Il le savait, lui.

L'Éthiopien dit à Baviaan :

— Peux-tu m'indiquer l'actuel habitat de la Faune aborigène ? (Ce qui voulait dire la même chose, mais l'Ethiopien utilisait toujours de longs mots. C'était une grande personne.)

Et Baviaan cligna de l'œil. Il le savait, lui.

Alors Baviaan dit :

— Le jeu a changé : le gibier est parti ailleurs, et je te conseille, Léopard, de gagner rapidement de nouveaux points.

Et l'Éthiopien dit :

— Tout ça c'est bien beau, mais j'aimerais savoir où a émigré la Faune aborigène.

Alors Baviaan dit :

— La Faune aborigène a rejoint la Flore aborigène car il était grand temps pour elle de changer ; et je te conseille à toi aussi, Ethiopien, de changer le plus tôt possible.

Cela intrigua le Léopard et l'Éthiopien, mais ils partirent à la recherche de la Flore aborigène ; et après bien des jours ils virent une grande et immense forêt pleine de troncs d'arbres exclusivement mouchetés, tachés, hachés, tachetés, chamarrés, bigarrés, nervurés, rainurés et veinés d'ombre. (Dis ça tout haut très vite et tu verras à quel point la forêt devait être pleine d'ombres.)

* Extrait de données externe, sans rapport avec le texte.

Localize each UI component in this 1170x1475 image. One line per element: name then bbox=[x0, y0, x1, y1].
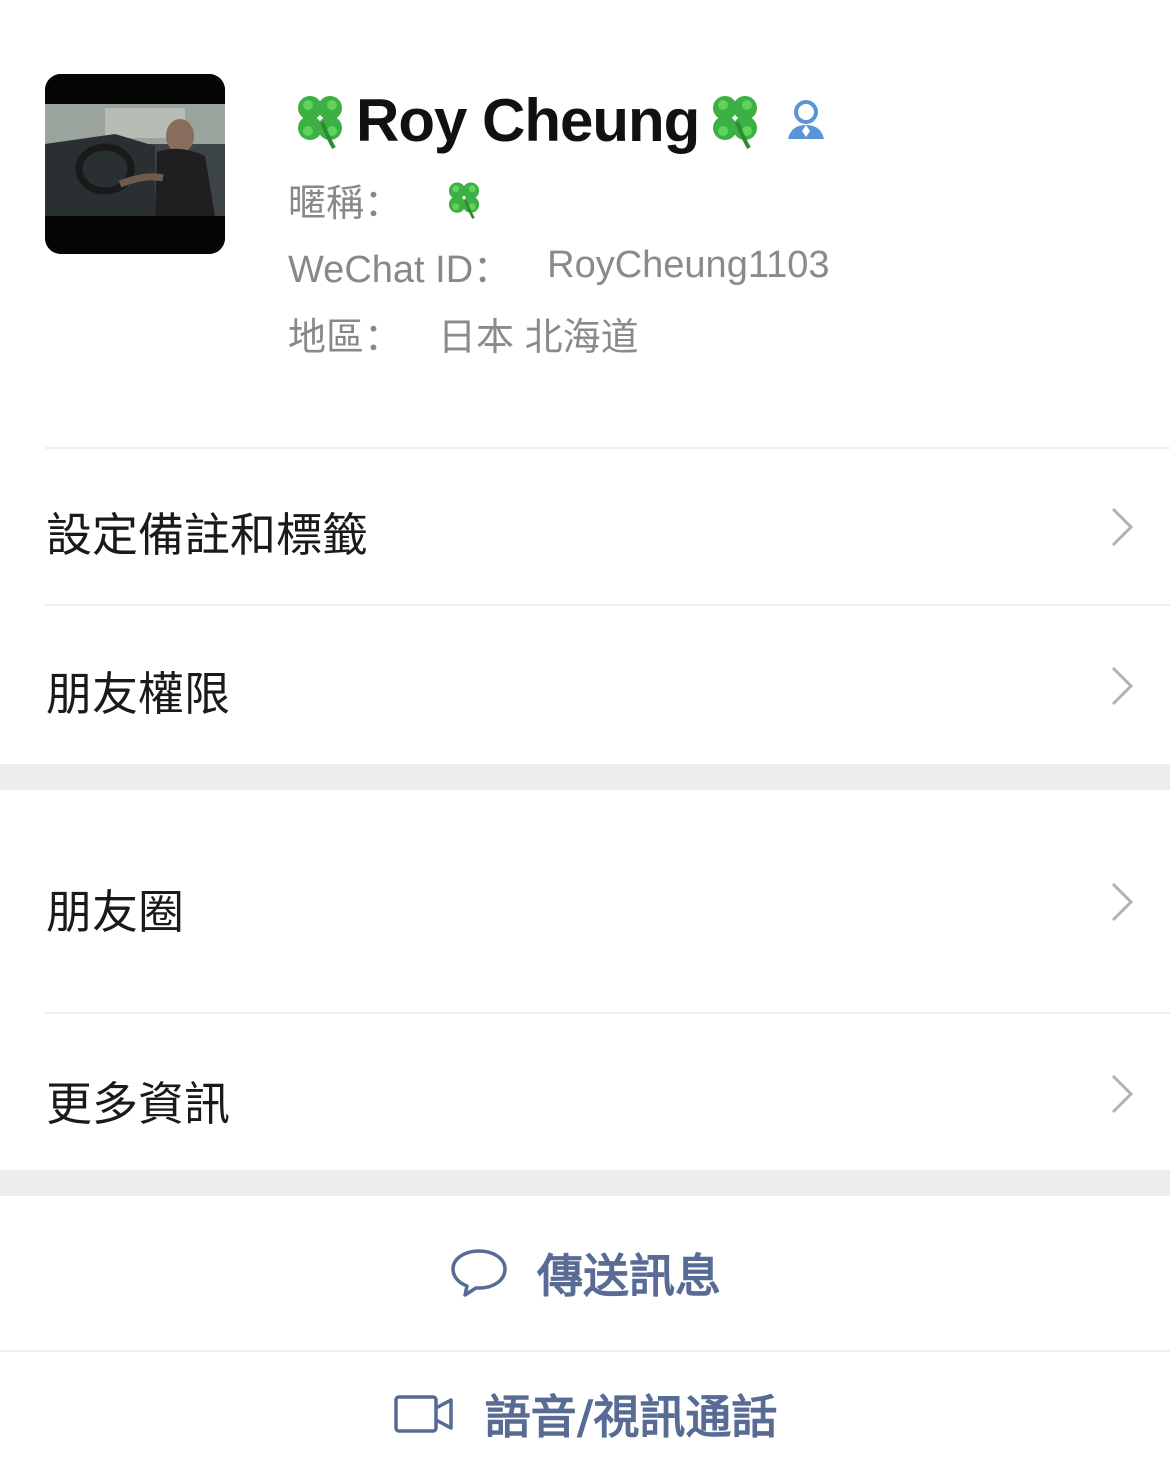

— Qu'est-ce donc, dit le Léopard, qui soit aussi exclusivement sombre, et pourtant plein de petits morceaux de lumière ?

— Je ne sais pas, dit l'Éthiopien. Mais il s'agit certainement de la Flore aborigène. Je sens Girafe et j'entends Girafe, mais je ne vois pas Girafe.

— C'est curieux, dit le Léopard. C'est sans doute parce que nous venons du soleil. Je sens Zèbre, j'entends Zèbre, mais je ne vois pas Zèbre.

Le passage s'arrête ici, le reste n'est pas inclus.